The results presented here are similar to a meta-analysis of 16 randomized, controlled studies ≥12 weeks in duration that examined the efficacy of DPP-4 inhibitors, including saxagliptin, compared with placebo in adults with T2D [52]. The reduction from baseline in A1C was greater with DPP-4 inhibitors versus placebo (weighted mean difference [95% CI] –0.74% [–0.85%, –0.62%]; 16 studies), with similar efficacies observed when used as a monotherapy or add-on therapy [52]. The magnitude of A1C reduction in the current analysis with saxagliptin (–0.55% [ –0.63%, –0.47%]) was slightly lower than that obtained with either vildagliptin (–0.73% [–0.94%, –0.52%]; 9 studies) or sitagliptin (–0.74% [–0.84%, –0.63%]; 7 studies), but this may be explained by differences in clinical study design, such as baseline A1C, T2D duration, concomitant glucose-lowering agents, study duration, run-in period, and washout [52]. Similar to the analyses reported here for saxagliptin, a greater percentage of patients achieved A1C <7% (43% vs 17%; 9 studies) and there was a greater reduction in FPG (weighted mean difference, –18 [–22, –14] mg/dL; 15 studies) with DPP-4 inhibitors versus placebo. Neutral effects of DPP-4 inhibitors versus placebo on nonglycemic parameters such as body weight and lipids were also observed [52]. These neutral effects on weight and lipids are consistent with our meta-analysis. Weight neutrality is a desirable attribute for a glucose-lowering agent, given the association of obesity with CVD morbidity and mortality.

In addition to efficacy, the safety and risk–benefit profiles of glucose-lowering agents are important considerations when selecting appropriate therapies for patients. This report does not include a safety analysis because a previously published pooled analysis of 20 randomized controlled studies, including 13 of the studies in the current meta-analysis, demonstrated the safety and tolerability of saxagliptin when used as a monotherapy or add-on therapy [34]. Analysis of these 20 studies found that the incidence rates (per 100 patient-years) of serious adverse events (saxagliptin, 7.3; control, 7.2) and discontinuations due to adverse events (saxagliptin, 4.2; control, 3.9) with saxigliptin were similar to those obtained with the control, and were consistent irrespective of age and sex. Compared with the controls, premature discontinuation rates with saxagliptin were similar in eight studies, higher in three studies, and lower in nine studies [34].
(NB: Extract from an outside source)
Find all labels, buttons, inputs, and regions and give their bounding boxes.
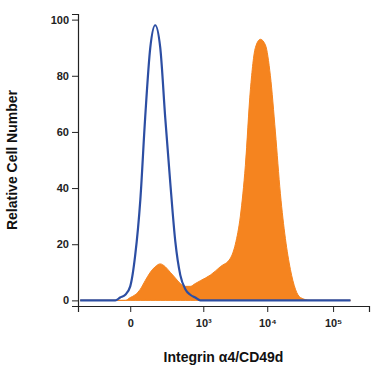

The limitations of our analyses are the small number of studies in some treatment regimens and the inclusion of only a single study for some treatment regimen categories. Because these analyses were limited to studies 12 or 24 weeks in duration, the durability of the efficacy of saxagliptin could not be evaluated. However, the long-term efficacy of saxagliptin was demonstrated previously [53]. Although we recognize these limitations, our study has several strengths. Its large size is representative of a heterogeneous patient population, and the included studies were randomized, double-blind, placebo- or active-controlled studies. The inclusion of a broad patient population allowed for subgroup analysis, which demonstrated the efficacy of saxagliptin across subgroups defined by age, sex, or geographical location.

Conclusion

Improving glycemic control is of the utmost importance when attempting to slow the progression of T2D and prevent microvascular complications. Thus, glucose-lowering agents such as saxagliptin with glycemic efficacy, a low risk for hypoglycemia, and neutral effects on metabolic end points are advantageous. The consistency of saxagliptin efficacy in different patient subgroups with T2D and across treatment regimens, as shown here, demonstrates its usefulness in a broad range of treatment settings.